Articles pour la défense de l’enseignement agricole public

Les Echos (site webmardi 5 avril 2022 625 mots 

Enseignement supérieur agricole : le campus Hectar pris pour cible

Une cinquantaine de manifestants se sont rassemblés le 29 mars aux portes du campus agricole Hectar pour interpeller les candidats à l’élection présidentielle sur la privatisation de l’enseignement supérieur agricole, dont le centre de formation de Lévis-Saint-Nom (Yvelines) serait le symbole.

L’affiche est au vitriol. « Hectar bobards, machine à dollar » mentionne-t-elle, placardée sur le portail du campus. Neuf mois après une première manifestation, le centre de formation Hectar a été à nouveau, le 29 mars, le théâtre d’un rassemblement intersyndical contre la privatisation de l’enseignement supérieur agricole. Une cinquantaine d’enseignants se sont réunis devant le campus de Lévis-Saint-Nom (Yvelines) puis sur le parvis La Défense (Hauts-de-Seine), où se tenait un forum citoyen sur le thème de l’enseignement agricole et de l’agriculture de demain.

Fondé et financé par Audrey Bourolleau, ex-conseillère d’Emmanuel Macron et Xavier Niel, actionnaire majoritaire du groupe Iliad (Free), Hectar est présenté comme « le plus grand centre de formation agricole du monde. » Il s’étale sur plus 6 km2 dans la vallée de Chevreuse, et mise sur l’intelligence artificielle et l’AgriTech pour faire face aux enjeux climatiques. Ferme pilote en agriculture régénératrice, centre de formation de 1.000 apprenants par an, espaces de recherche et accélérateurs de start-up s’y implantent progressivement depuis l’ouverture du campus en septembre 2021. 

L’étiolement du service public 

Bien qu’à l’heure actuelle, Hectar ne délivre ni diplôme ni de formation dite qualifiante, ses étudiants peuvent bénéficier d’aides publiques à la formation professionnelle grâce à Pôle emploi et aux comptes personnels de formation (CPF) grâce notamment à la loi Pénicaud. 

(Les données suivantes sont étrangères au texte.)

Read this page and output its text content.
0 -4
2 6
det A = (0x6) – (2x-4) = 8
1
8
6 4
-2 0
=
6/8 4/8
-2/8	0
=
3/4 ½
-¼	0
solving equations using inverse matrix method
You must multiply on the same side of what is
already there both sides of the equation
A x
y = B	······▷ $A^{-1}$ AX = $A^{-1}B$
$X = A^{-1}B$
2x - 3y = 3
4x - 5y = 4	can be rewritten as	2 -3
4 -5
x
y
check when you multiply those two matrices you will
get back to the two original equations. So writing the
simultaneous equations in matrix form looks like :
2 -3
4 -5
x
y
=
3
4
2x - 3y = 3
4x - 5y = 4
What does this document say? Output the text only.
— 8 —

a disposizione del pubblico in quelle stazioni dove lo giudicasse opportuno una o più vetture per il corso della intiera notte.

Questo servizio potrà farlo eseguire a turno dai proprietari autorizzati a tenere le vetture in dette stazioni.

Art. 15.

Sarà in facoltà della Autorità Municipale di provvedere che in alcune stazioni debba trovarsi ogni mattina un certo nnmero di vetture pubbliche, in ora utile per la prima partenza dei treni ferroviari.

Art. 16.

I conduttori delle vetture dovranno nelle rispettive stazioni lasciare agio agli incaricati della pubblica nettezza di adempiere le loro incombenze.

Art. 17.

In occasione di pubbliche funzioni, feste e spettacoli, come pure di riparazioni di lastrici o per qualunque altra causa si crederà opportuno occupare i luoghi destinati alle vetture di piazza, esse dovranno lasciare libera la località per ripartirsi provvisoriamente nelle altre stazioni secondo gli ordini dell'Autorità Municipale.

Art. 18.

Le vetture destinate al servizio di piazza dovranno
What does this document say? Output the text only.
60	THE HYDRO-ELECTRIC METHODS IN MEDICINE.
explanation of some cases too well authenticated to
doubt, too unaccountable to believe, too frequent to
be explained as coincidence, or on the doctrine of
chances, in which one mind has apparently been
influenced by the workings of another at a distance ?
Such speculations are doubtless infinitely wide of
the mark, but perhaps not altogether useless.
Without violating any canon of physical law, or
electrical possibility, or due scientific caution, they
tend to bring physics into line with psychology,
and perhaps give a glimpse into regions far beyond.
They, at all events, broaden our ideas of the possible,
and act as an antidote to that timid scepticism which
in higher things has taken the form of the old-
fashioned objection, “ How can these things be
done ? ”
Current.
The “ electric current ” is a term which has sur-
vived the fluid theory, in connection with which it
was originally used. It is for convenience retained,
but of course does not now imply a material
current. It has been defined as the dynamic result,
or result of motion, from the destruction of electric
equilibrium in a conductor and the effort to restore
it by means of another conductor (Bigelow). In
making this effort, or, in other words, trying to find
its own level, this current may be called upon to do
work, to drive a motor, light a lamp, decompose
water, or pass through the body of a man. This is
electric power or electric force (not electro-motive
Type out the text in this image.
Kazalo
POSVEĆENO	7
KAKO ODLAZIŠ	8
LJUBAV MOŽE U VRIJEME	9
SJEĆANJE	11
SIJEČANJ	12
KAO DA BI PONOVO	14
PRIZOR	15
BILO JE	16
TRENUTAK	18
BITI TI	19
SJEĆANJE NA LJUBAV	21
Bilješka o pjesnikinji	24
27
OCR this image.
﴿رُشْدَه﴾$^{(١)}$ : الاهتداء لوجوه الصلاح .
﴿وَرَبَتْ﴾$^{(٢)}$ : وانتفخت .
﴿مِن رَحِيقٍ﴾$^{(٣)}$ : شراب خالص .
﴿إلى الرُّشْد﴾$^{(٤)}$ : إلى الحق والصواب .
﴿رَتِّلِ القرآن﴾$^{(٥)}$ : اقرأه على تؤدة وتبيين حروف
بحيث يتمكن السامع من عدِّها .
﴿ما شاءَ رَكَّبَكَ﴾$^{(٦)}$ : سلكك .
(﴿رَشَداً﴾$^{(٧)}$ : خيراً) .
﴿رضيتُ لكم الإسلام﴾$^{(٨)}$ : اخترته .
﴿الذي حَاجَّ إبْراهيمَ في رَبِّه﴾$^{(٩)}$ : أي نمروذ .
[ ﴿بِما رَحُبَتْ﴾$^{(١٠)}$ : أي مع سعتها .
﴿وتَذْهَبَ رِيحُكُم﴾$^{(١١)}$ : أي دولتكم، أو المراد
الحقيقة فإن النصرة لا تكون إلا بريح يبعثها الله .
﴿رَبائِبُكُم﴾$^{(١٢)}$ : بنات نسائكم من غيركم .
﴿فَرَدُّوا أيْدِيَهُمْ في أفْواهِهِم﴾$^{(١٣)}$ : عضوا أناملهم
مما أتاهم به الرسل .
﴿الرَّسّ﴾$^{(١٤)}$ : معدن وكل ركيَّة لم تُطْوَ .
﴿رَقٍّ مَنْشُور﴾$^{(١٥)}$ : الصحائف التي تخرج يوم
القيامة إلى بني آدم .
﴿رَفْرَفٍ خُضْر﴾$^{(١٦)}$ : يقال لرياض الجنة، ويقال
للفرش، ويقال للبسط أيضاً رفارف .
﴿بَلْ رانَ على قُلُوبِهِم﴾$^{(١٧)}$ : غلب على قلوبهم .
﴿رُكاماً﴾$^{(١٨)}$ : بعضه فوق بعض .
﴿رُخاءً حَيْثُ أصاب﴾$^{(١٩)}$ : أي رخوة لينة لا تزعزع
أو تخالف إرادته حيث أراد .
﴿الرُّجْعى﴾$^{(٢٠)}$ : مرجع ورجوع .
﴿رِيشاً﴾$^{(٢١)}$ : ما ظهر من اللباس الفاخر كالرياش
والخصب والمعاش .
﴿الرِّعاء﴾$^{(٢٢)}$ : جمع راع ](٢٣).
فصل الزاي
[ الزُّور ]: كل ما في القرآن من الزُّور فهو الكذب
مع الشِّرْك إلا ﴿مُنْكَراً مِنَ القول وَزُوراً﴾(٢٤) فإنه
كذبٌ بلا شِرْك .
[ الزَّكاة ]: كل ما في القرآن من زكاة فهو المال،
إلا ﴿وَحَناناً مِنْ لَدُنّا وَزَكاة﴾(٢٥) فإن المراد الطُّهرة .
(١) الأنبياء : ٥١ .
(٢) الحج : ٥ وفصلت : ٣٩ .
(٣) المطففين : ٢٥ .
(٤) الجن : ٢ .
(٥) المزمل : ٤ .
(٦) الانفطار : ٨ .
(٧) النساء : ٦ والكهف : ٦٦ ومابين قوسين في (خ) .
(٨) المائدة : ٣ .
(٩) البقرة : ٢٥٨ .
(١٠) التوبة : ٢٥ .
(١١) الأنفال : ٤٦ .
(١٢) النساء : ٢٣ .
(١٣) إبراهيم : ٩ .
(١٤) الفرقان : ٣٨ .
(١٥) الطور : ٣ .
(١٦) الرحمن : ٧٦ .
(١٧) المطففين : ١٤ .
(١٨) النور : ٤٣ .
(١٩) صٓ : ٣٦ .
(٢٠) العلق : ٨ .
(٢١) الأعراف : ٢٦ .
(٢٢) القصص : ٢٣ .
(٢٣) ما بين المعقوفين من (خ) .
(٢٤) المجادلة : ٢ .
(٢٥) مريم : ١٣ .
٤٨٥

Et c’est là que le bât blesse pour les enseignants, venus alerter le gouvernement sur ce qu’ils considèrent comme une fragilisation de l’enseignement agricole public : « Nous avons perdu 200 emplois depuis 2017, sur environ 15.000 postes, tandis qu’Hectar touche des fonds publics » fait valoir Clémentine Mattei, cosecrétaire générale du syndicat SNETAP-FSU, première organisation de la profession. « Il s’agit donc de mettre en perspective le traitement de l’enseignement agricole publique et la place que cela laisse aux officines privées dont Hectar est un symbole. » 

« Cette école se targue de faire quelque chose de très original, de former les agriculteurs de demain. Mais tout cela, nous le faisons déjà », renchérit Christine Heuzé, secrétaire générale du syndicat FO-enseignement agricole, estimant que le système public offre déjà aux agriculteurs la possibilité d’être accompagnés tout au long de leur carrière. 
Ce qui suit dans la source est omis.